Knesset to Supreme Court: Reject Petitions against Outpost Regularization Law

The Israeli Knesset. (Photo: File)

The Knesset has called on the Israeli Supreme Court to uphold a controversial law that would retroactively legalize thousands of illegal Israeli settlement homes that have been built on Palestinian land, in response to petitions filed by human rights groups demanding the law’s annulment.

According to a press release published Sunday, the Knesset, Israel’s parliament, urged the court to reject the petitions against the so-called Regularization law, on the grounds that individual Palestinian landowners will be financially compensated for their land that was stolen by Israeli settlers, and because the law concerns outposts established in the past only.

The Knesset’s legal adviser attorney Eyal Yinon and attorney Avital Sompulinsky submitted the petition on Tuesday.

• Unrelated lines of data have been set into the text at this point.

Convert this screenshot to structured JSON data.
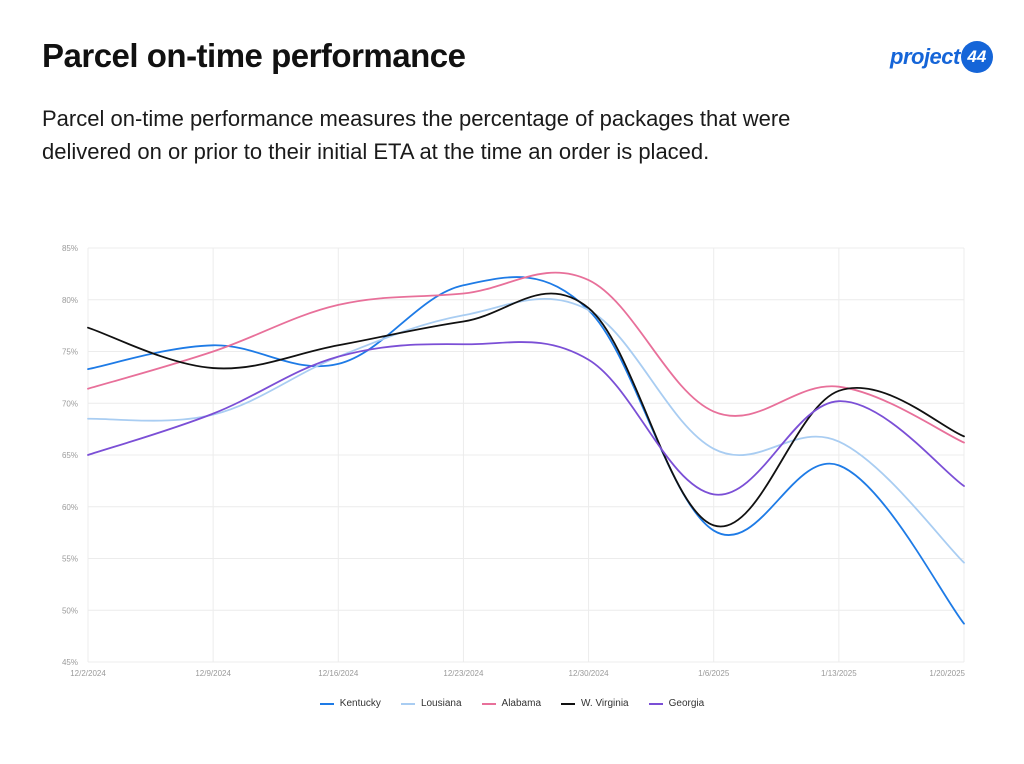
{
  "header": {
    "title": "Parcel on-time performance",
    "description": "Parcel on-time performance measures the percentage of packages that were delivered on or prior to their initial ETA at the time an order is placed."
  },
  "logo": {
    "text": "project",
    "badge": "44",
    "color": "#1565d8"
  },
  "chart_data": {
    "type": "line",
    "title": "",
    "xlabel": "",
    "ylabel": "",
    "x": [
      "12/2/2024",
      "12/9/2024",
      "12/16/2024",
      "12/23/2024",
      "12/30/2024",
      "1/6/2025",
      "1/13/2025",
      "1/20/2025"
    ],
    "y_ticks": [
      "45%",
      "50%",
      "55%",
      "60%",
      "65%",
      "70%",
      "75%",
      "80%",
      "85%"
    ],
    "ylim": [
      45,
      85
    ],
    "grid": true,
    "legend_position": "bottom",
    "series": [
      {
        "name": "Kentucky",
        "color": "#1e7be6",
        "values": [
          73.3,
          75.6,
          73.8,
          81.4,
          79.0,
          57.7,
          64.0,
          48.7
        ]
      },
      {
        "name": "Lousiana",
        "color": "#a9cdf2",
        "values": [
          68.5,
          68.9,
          74.5,
          78.5,
          79.0,
          65.6,
          66.3,
          54.6
        ]
      },
      {
        "name": "Alabama",
        "color": "#e8709a",
        "values": [
          71.4,
          75.0,
          79.5,
          80.6,
          81.9,
          69.2,
          71.6,
          66.2
        ]
      },
      {
        "name": "W. Virginia",
        "color": "#111111",
        "values": [
          77.3,
          73.4,
          75.6,
          77.9,
          79.2,
          58.2,
          71.2,
          66.8
        ]
      },
      {
        "name": "Georgia",
        "color": "#7b4fd6",
        "values": [
          65.0,
          69.0,
          74.5,
          75.7,
          74.2,
          61.2,
          70.2,
          62.0
        ]
      }
    ]
  }
}
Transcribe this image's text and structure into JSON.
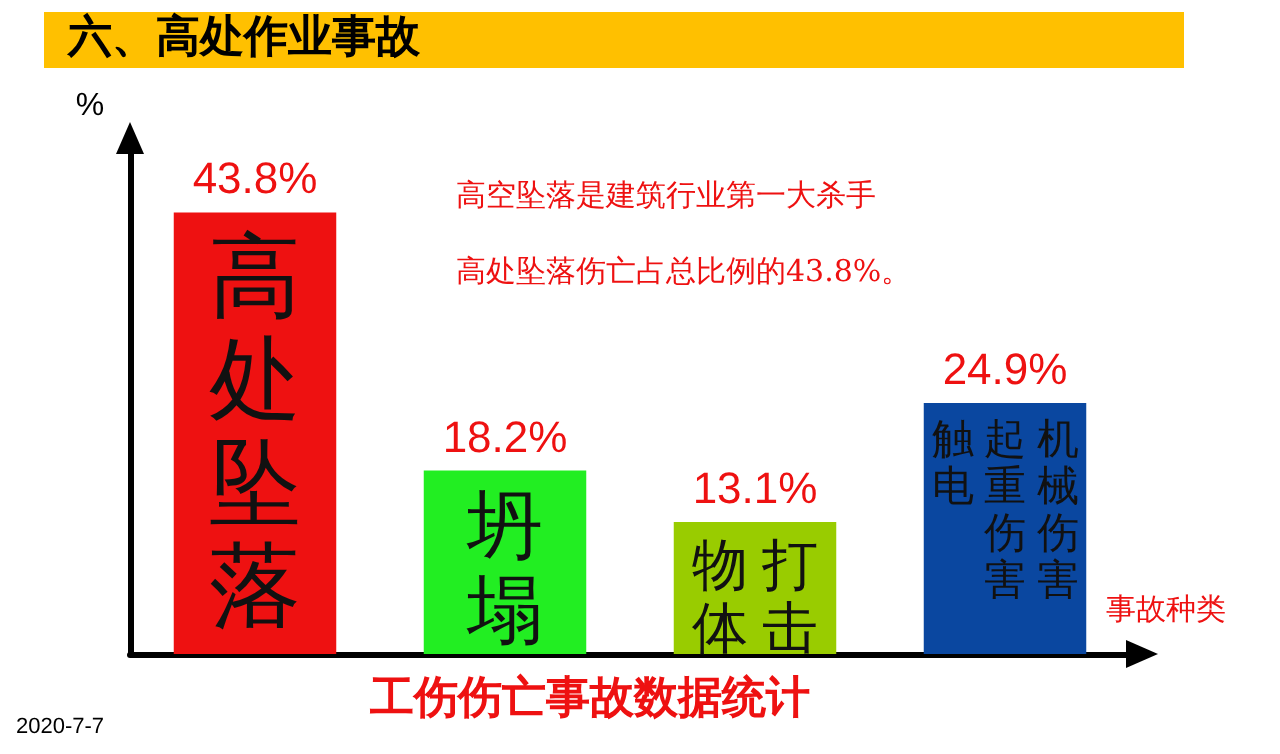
{
  "chart_data": {
    "type": "bar",
    "title": "六、高处作业事故",
    "ylabel": "%",
    "xlabel": "事故种类",
    "categories": [
      "高处坠落",
      "坍塌",
      "物体打击",
      "触电起重伤害机械伤害"
    ],
    "values": [
      43.8,
      18.2,
      13.1,
      24.9
    ],
    "value_labels": [
      "43.8%",
      "18.2%",
      "13.1%",
      "24.9%"
    ],
    "colors": [
      "#ee1111",
      "#22ee22",
      "#99cc00",
      "#0a47a0"
    ],
    "annotations": [
      "高空坠落是建筑行业第一大杀手",
      "高处坠落伤亡占总比例的43.8%。",
      "工伤伤亡事故数据统计",
      "2020-7-7"
    ],
    "tick_labels": false,
    "grid": false
  }
}
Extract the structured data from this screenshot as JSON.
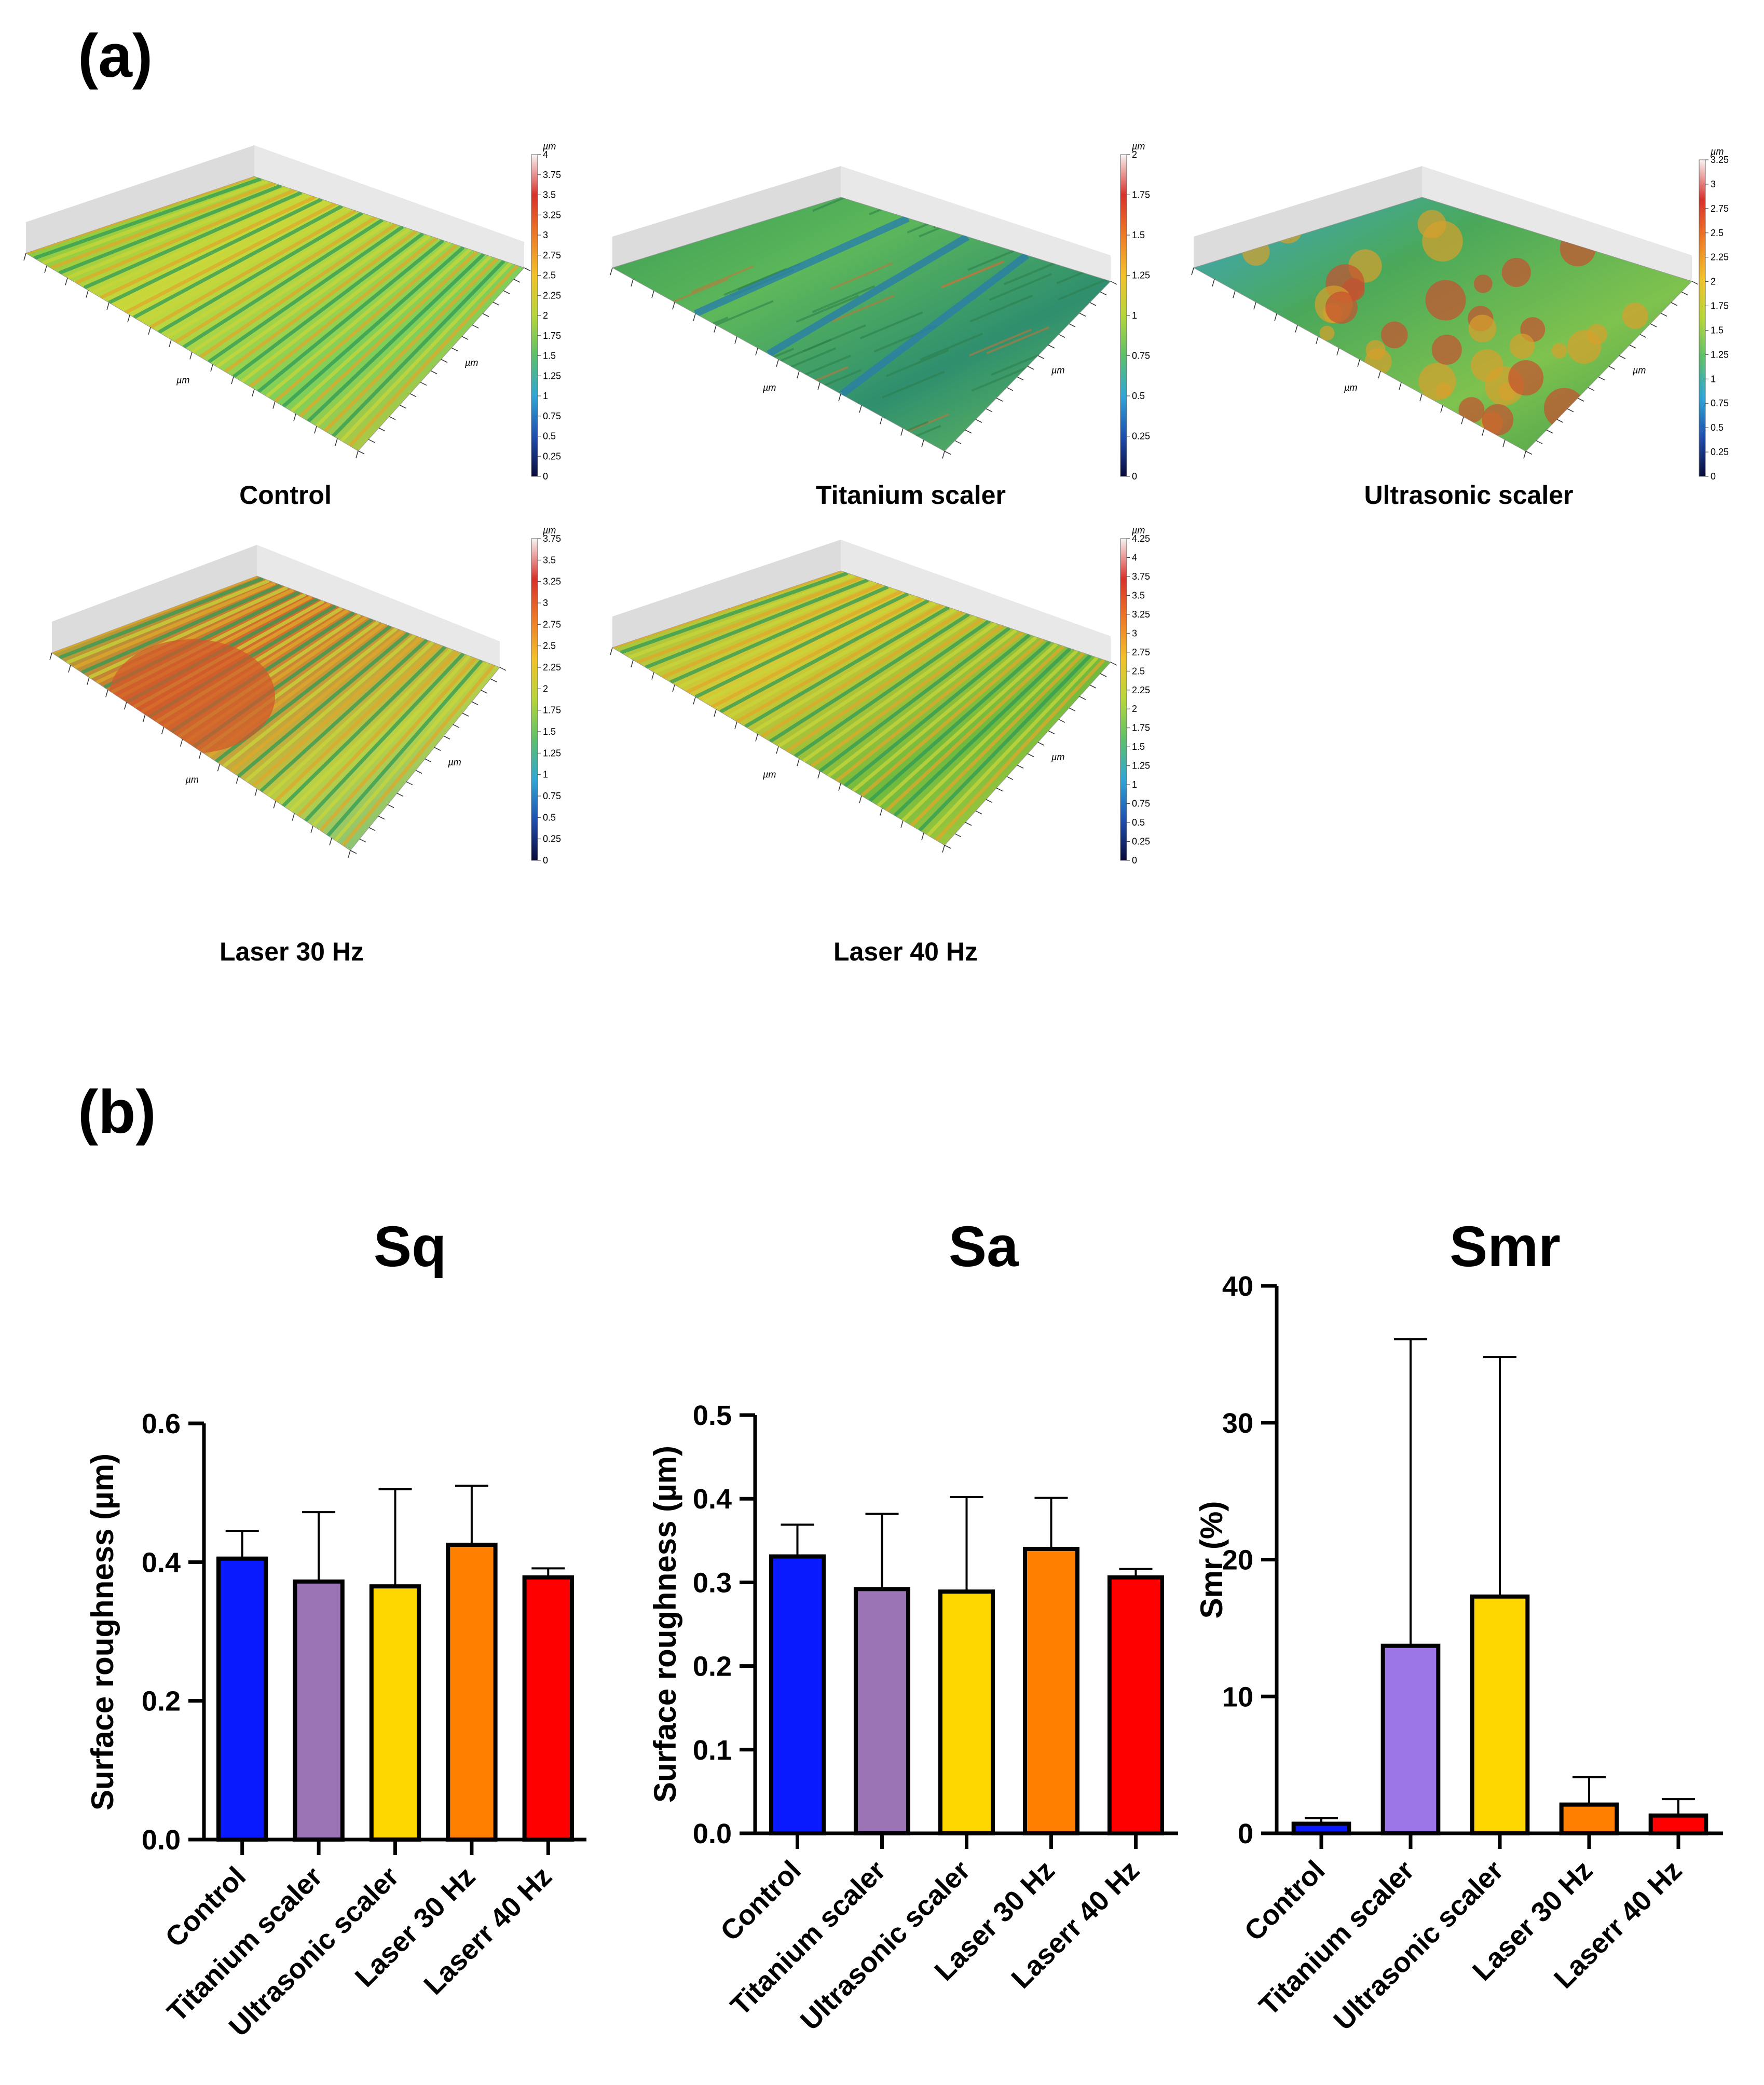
{
  "panel_a": {
    "label": "(a)",
    "maps": [
      {
        "caption": "Control",
        "scale_unit": "µm",
        "scale_ticks": [
          "0",
          "0.25",
          "0.5",
          "0.75",
          "1",
          "1.25",
          "1.5",
          "1.75",
          "2",
          "2.25",
          "2.5",
          "2.75",
          "3",
          "3.25",
          "3.5",
          "3.75",
          "4"
        ],
        "axis_unit": "µm"
      },
      {
        "caption": "Titanium scaler",
        "scale_unit": "µm",
        "scale_ticks": [
          "0",
          "0.25",
          "0.5",
          "0.75",
          "1",
          "1.25",
          "1.5",
          "1.75",
          "2"
        ],
        "axis_unit": "µm"
      },
      {
        "caption": "Ultrasonic scaler",
        "scale_unit": "µm",
        "scale_ticks": [
          "0",
          "0.25",
          "0.5",
          "0.75",
          "1",
          "1.25",
          "1.5",
          "1.75",
          "2",
          "2.25",
          "2.5",
          "2.75",
          "3",
          "3.25"
        ],
        "axis_unit": "µm"
      },
      {
        "caption": "Laser 30 Hz",
        "scale_unit": "µm",
        "scale_ticks": [
          "0",
          "0.25",
          "0.5",
          "0.75",
          "1",
          "1.25",
          "1.5",
          "1.75",
          "2",
          "2.25",
          "2.5",
          "2.75",
          "3",
          "3.25",
          "3.5",
          "3.75"
        ],
        "axis_unit": "µm"
      },
      {
        "caption": "Laser 40 Hz",
        "scale_unit": "µm",
        "scale_ticks": [
          "0",
          "0.25",
          "0.5",
          "0.75",
          "1",
          "1.25",
          "1.5",
          "1.75",
          "2",
          "2.25",
          "2.5",
          "2.75",
          "3",
          "3.25",
          "3.5",
          "3.75",
          "4",
          "4.25"
        ],
        "axis_unit": "µm"
      }
    ]
  },
  "panel_b": {
    "label": "(b)"
  },
  "colors": {
    "control": "#0a1aff",
    "titanium_sq": "#9b74b6",
    "titanium_smr": "#9b74e6",
    "ultrasonic": "#ffd700",
    "laser30": "#ff7f00",
    "laser40": "#ff0000"
  },
  "chart_data": [
    {
      "type": "bar",
      "title": "Sq",
      "ylabel": "Surface roughness (µm)",
      "xlabel": "",
      "categories": [
        "Control",
        "Titanium scaler",
        "Ultrasonic scaler",
        "Laser 30 Hz",
        "Laserr 40 Hz"
      ],
      "values": [
        0.405,
        0.372,
        0.365,
        0.425,
        0.378
      ],
      "errors": [
        0.04,
        0.1,
        0.14,
        0.085,
        0.013
      ],
      "ylim": [
        0,
        0.6
      ],
      "yticks": [
        "0.0",
        "0.2",
        "0.4",
        "0.6"
      ],
      "ytick_values": [
        0,
        0.2,
        0.4,
        0.6
      ]
    },
    {
      "type": "bar",
      "title": "Sa",
      "ylabel": "Surface roughness (µm)",
      "xlabel": "",
      "categories": [
        "Control",
        "Titanium scaler",
        "Ultrasonic scaler",
        "Laser 30 Hz",
        "Laserr 40 Hz"
      ],
      "values": [
        0.331,
        0.292,
        0.289,
        0.34,
        0.306
      ],
      "errors": [
        0.038,
        0.09,
        0.113,
        0.061,
        0.01
      ],
      "ylim": [
        0,
        0.5
      ],
      "yticks": [
        "0.0",
        "0.1",
        "0.2",
        "0.3",
        "0.4",
        "0.5"
      ],
      "ytick_values": [
        0,
        0.1,
        0.2,
        0.3,
        0.4,
        0.5
      ]
    },
    {
      "type": "bar",
      "title": "Smr",
      "ylabel": "Smr (%)",
      "xlabel": "",
      "categories": [
        "Control",
        "Titanium scaler",
        "Ultrasonic scaler",
        "Laser 30 Hz",
        "Laserr 40 Hz"
      ],
      "values": [
        0.7,
        13.7,
        17.3,
        2.1,
        1.3
      ],
      "errors": [
        0.4,
        22.4,
        17.5,
        2.0,
        1.2
      ],
      "ylim": [
        0,
        40
      ],
      "yticks": [
        "0",
        "10",
        "20",
        "30",
        "40"
      ],
      "ytick_values": [
        0,
        10,
        20,
        30,
        40
      ]
    }
  ]
}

The law, passed by the Knesset in February, states that any settlements built in the occupied West Bank “in good faith” – without knowledge that the land upon which it was built was privately owned by Palestinians – could be officially recognized by Israel pending minimal proof of governmental support in its establishment and some form of compensation to the Palestinian landowners.

The rights groups argued that the law was not just a contravention of international law but unconstitutional for Israel, as it “clearly violates the basic law: human dignity and liberty, while forcing authorities to expropriate rights of land ownership and usage from Palestinians for an unlimited time period.”

The estimated 196 government recognized Israeli settlements scattered across the Palestinian territory are all considered illegal under international law.